I couldn't really think of a good one line title for my question, so I will try to elaborate.
From what I have sort of gathered over my years, if you want to locate an arbitrary point in an n-dimensional coordinate space, you need at least n coordinates. This was sort of implied in my Linear Algebra class about linear coordinates, I think ... but I sort of felt that there was a further implication that this requirement applies to all types of coordinate systems, including angle-based ones like Polar coordinates.

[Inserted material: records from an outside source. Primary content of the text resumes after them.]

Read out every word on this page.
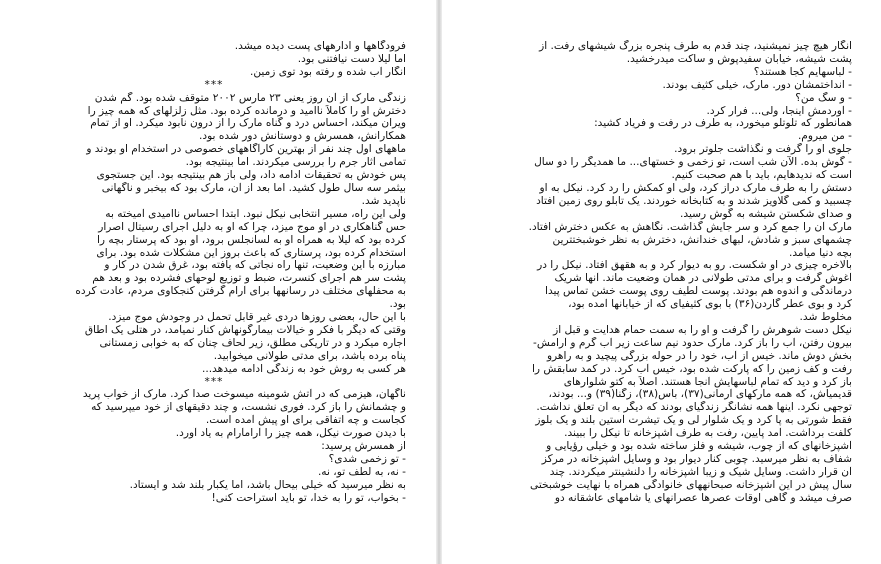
فرودگاهها و ادارههای پست دیده میشد.
اما لیلا دست نیافتنی بود.
انگار آب شده و رفته بود توی زمین.
***
زندگی مارک از آن روز یعنی ۲۳ مارس ۲۰۰۲ متوقف شده بود. گم شدن
دخترش او را کاملاً ناامید و درمانده کرده بود. مثل زلزلهای که همه چیز را
ویران میکند، احساس درد و گناه مارک را از درون نابود میکرد. او از تمام
همکارانش، همسرش و دوستانش دور شده بود.
ماههای اول چند نفر از بهترین کارآگاههای خصوصی در استخدام او بودند و
تمامی آثار جرم را بررسی میکردند. اما بینتیجه بود.
پس خودش به تحقیقات ادامه داد، ولی باز هم بینتیجه بود. این جستجوی
بیثمر سه سال طول کشید. اما بعد از آن، مارک بود که بیخبر و ناگهانی
ناپدید شد.
ولی این راه، مسیر انتخابی نیکل نبود. ابتدا احساس ناامیدی آمیخته به
حس گناهکاری در او موج میزد، چرا که او به دلیل اجرای رسیتال اصرار
کرده بود که لیلا به همراه او به لسآنجلس برود، او بود که پرستار بچه را
استخدام کرده بود، پرستاری که باعث بروز این مشکلات شده بود. برای
مبارزه با این وضعیت، تنها راه نجاتی که یافته بود، غرق شدن در کار و
پشت سر هم اجرای کنسرت، ضبط و توزیع لوحهای فشرده بود و بعد هم
به محفلهای مختلف در رسانهها برای آرام گرفتن کنجکاوی مردم، عادت کرده
بود.
با این حال، بعضی روزها دردی غیر قابل تحمل در وجودش موج میزد.
وقتی که دیگر با فکر و خیالات بیمارگونهاش کنار نمیآمد، در هتلی یک اطاق
اجاره میکرد و در تاریکی مطلق، زیر لحاف چنان که به خوابی زمستانی
پناه برده باشد، برای مدتی طولانی میخوابید.
هر کسی به روش خود به زندگی ادامه میدهد...
***
ناگهان، هیزمی که در آتش شومینه میسوخت صدا کرد. مارک از خواب پرید
و چشمانش را باز کرد. فوری نشست، و چند دقیقهای از خود میپرسید که
کجاست و چه اتفاقی برای او پیش آمده است.
با دیدن صورت نیکل، همه چیز را آرامآرام به یاد آورد.
از همسرش پرسید:
- تو زخمی شدی؟
- نه، به لطف تو، نه.
به نظر میرسید که خیلی بیحال باشد، اما یکبار بلند شد و ایستاد.
- بخواب، تو را به خدا، تو باید استراحت کنی!
انگار هیچ چیز نمیشنید، چند قدم به طرف پنجره بزرگ شیشهای رفت. از
پشت شیشه، خیابان سفیدپوش و ساکت میدرخشید.
- لباسهایم کجا هستند؟
- انداختمشان دور. مارک، خیلی کثیف بودند.
- و سگ من؟
- آوردمش اینجا، ولی... فرار کرد.
همانطور که تلوتلو میخورد، به طرف در رفت و فریاد کشید:
- من میروم.
جلوی او را گرفت و نگذاشت جلوتر برود.
- گوش بده. الآن شب است، تو زخمی و خستهای... ما همدیگر را دو سال
است که ندیدهایم، باید با هم صحبت کنیم.
دستش را به طرف مارک دراز کرد، ولی او کمکش را رد کرد. نیکل به او
چسبید و کمی گلاویز شدند و به کتابخانه خوردند. یک تابلو روی زمین افتاد
و صدای شکستن شیشه به گوش رسید.
مارک آن را جمع کرد و سر جایش گذاشت. نگاهش به عکس دخترش افتاد.
چشمهای سبز و شادش، لبهای خندانش، دخترش به نظر خوشبختترین
بچه دنیا میآمد.
بالاخره چیزی در او شکست. رو به دیوار کرد و به هقهق افتاد. نیکل را در
آغوش گرفت و برای مدتی طولانی در همان وضعیت ماند. آنها شریک
درماندگی و اندوه هم بودند. پوست لطیف روی پوست خشن تماس پیدا
کرد و بوی عطر گاردن(۳۶) با بوی کثیفیای که از خیابانها آمده بود،
مخلوط شد.
نیکل دست شوهرش را گرفت و او را به سمت حمام هدایت و قبل از
بیرون رفتن، آب را باز کرد. مارک حدود نیم ساعت زیر آب گرم و آرامش-
بخش دوش ماند. خیس از آب، خود را در حوله بزرگی پیچید و به راهرو
رفت و کف زمین را که پارکت شده بود، خیس آب کرد. در کمد سابقش را
باز کرد و دید که تمام لباسهایش آنجا هستند. اصلاً به کتو شلوارهای
قدیمیاش، که همه مارکهای آرمانی(۳۷)، باس(۳۸)، زگنا(۳۹) و... بودند،
توجهی نکرد. اینها همه نشانگر زندگیای بودند که دیگر به آن تعلق نداشت.
فقط شورتی به پا کرد و یک شلوار لی و یک تیشرت آستین بلند و یک بلوز
کلفت برداشت. آمد پایین، رفت به طرف آشپزخانه تا نیکل را ببیند.
آشپزخانهای که از چوب، شیشه و فلز ساخته شده بود و خیلی رؤیایی و
شفاف به نظر میرسید. چوبی کنار دیوار بود و وسایل آشپزخانه در مرکز
آن قرار داشت. وسایل شیک و زیبا آشپزخانه را دلنشینتر میکردند. چند
سال پیش در این آشپزخانه صبحانههای خانوادگی همراه با نهایت خوشبختی
صرف میشد و گاهی اوقات عصرها عصرانهای یا شامهای عاشقانه دو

For example, if I wanted to describe a 3D point, I can choose whatever coordinate system I want, but that coordinate system must require at least 3 points to be able to uniquely identify my point. That's why cartesian $(x,y,z)$, cylindrical $(r,\theta,z)$, and spherical coordinates $(r,\theta,\phi)$ work, as well as a coordinate system relying on a linear combination of three linearly independent vectors (cartesian being a special case of this where the three vectors are orthogonal unit vectors). Furthermore, if a linear combination coordinate system requires four or more coordinates but only describes points on one 3D space, that coordinate system has redundancies and may be reduced to only needing three coordinates.
I was then taught, in Physics, that a point in that 3D space was an abstract entity, and that the coordinate system is irrelevant to the nature of the point -- to describe it, all you needed was to chose a set of bases. Any bases will do -- as long as there are three of them.

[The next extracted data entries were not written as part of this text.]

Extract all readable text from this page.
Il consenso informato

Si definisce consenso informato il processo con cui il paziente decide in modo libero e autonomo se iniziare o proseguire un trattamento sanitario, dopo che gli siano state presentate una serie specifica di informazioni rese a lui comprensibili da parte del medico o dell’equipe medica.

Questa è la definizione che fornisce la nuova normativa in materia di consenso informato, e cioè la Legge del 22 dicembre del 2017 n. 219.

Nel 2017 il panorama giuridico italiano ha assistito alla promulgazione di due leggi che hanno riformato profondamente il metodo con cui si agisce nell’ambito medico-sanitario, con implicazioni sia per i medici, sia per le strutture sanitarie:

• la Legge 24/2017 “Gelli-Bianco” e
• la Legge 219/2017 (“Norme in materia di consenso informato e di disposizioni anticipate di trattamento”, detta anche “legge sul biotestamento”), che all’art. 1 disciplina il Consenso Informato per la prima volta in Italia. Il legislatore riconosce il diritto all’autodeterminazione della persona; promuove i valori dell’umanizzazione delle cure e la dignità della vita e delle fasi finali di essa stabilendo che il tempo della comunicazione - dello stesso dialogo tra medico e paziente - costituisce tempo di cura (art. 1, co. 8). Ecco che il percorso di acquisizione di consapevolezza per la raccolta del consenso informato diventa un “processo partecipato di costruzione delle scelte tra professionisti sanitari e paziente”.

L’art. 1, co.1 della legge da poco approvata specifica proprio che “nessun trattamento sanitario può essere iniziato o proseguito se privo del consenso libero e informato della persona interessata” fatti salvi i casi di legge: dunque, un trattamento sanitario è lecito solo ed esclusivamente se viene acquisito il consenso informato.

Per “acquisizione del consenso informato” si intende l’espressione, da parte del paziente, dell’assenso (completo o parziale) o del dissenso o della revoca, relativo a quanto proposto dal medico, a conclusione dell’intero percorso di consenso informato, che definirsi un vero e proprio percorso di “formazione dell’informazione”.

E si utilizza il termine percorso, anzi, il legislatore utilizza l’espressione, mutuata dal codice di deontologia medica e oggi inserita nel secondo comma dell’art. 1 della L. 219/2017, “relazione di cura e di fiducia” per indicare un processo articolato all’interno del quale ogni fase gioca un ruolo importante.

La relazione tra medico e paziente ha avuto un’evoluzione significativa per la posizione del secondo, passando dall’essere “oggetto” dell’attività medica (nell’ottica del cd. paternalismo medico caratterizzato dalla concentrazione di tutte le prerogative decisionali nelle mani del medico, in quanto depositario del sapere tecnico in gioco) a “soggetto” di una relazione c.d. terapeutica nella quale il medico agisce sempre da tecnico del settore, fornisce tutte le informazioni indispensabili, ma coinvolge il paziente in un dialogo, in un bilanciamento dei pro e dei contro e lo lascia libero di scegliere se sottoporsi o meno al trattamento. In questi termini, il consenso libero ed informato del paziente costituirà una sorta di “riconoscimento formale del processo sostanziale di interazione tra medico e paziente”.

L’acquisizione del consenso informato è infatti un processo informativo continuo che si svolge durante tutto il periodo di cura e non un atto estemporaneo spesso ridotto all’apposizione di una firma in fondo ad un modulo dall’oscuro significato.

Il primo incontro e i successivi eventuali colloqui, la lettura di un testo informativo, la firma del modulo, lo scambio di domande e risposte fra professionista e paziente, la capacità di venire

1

I sort of took this generalization to other spaces besides just the n-dimensional real number space. For example, the human color space, I figured, has 3 dimensions, and that's why all of the current color systems (RGB, HSV, HSL, the varies CIE perceptional color spaces) all require three coordinates, and you can't describe all colors with only two coordinates, and a coordinate system with four coordinates is redundant.
Also, there is the space of all possible rectangles. A rectangle can be uniquely described by its height and width, but there are many other ways, all of which require at least two numbers.
And all "redundant" systems may be reduced to a non-redundant one (similar to how vectors that aren't linearly independent can be reduced to a set of linearly independent vectors that can combine to form the original ones)
Thank you if you are still reading at this point; I know that that was kinda long-winded. I have two questions, that are somewhat related.
Is what I am thinking true? Did I make too many vast generalizations? What is wrong about this line of thought, if anything? I'm sure I made too many jumps somewhere.
One thing that has been troubling me is the "trilateration" "coordinate system" used to find points on a 2D plane. Coordinate system is defined as: There are three reference points at arbitrary locations on the plane. The coordinate is given as $(r_1,r_2,r_3)$, where $r_n$ is the distance of the given point from the $n$th anchor point.
This bugs me because to locate a 2D point using this coordinate system, you need three coordinates. Should it not be that, because this is a 2D plane, you only need two coordinates? How does something like this exist? What makes it fundamentally different from the other coordinate systems/spaces I have mentioned previously? (Cartesian, polar, color space, rectangles, etc.)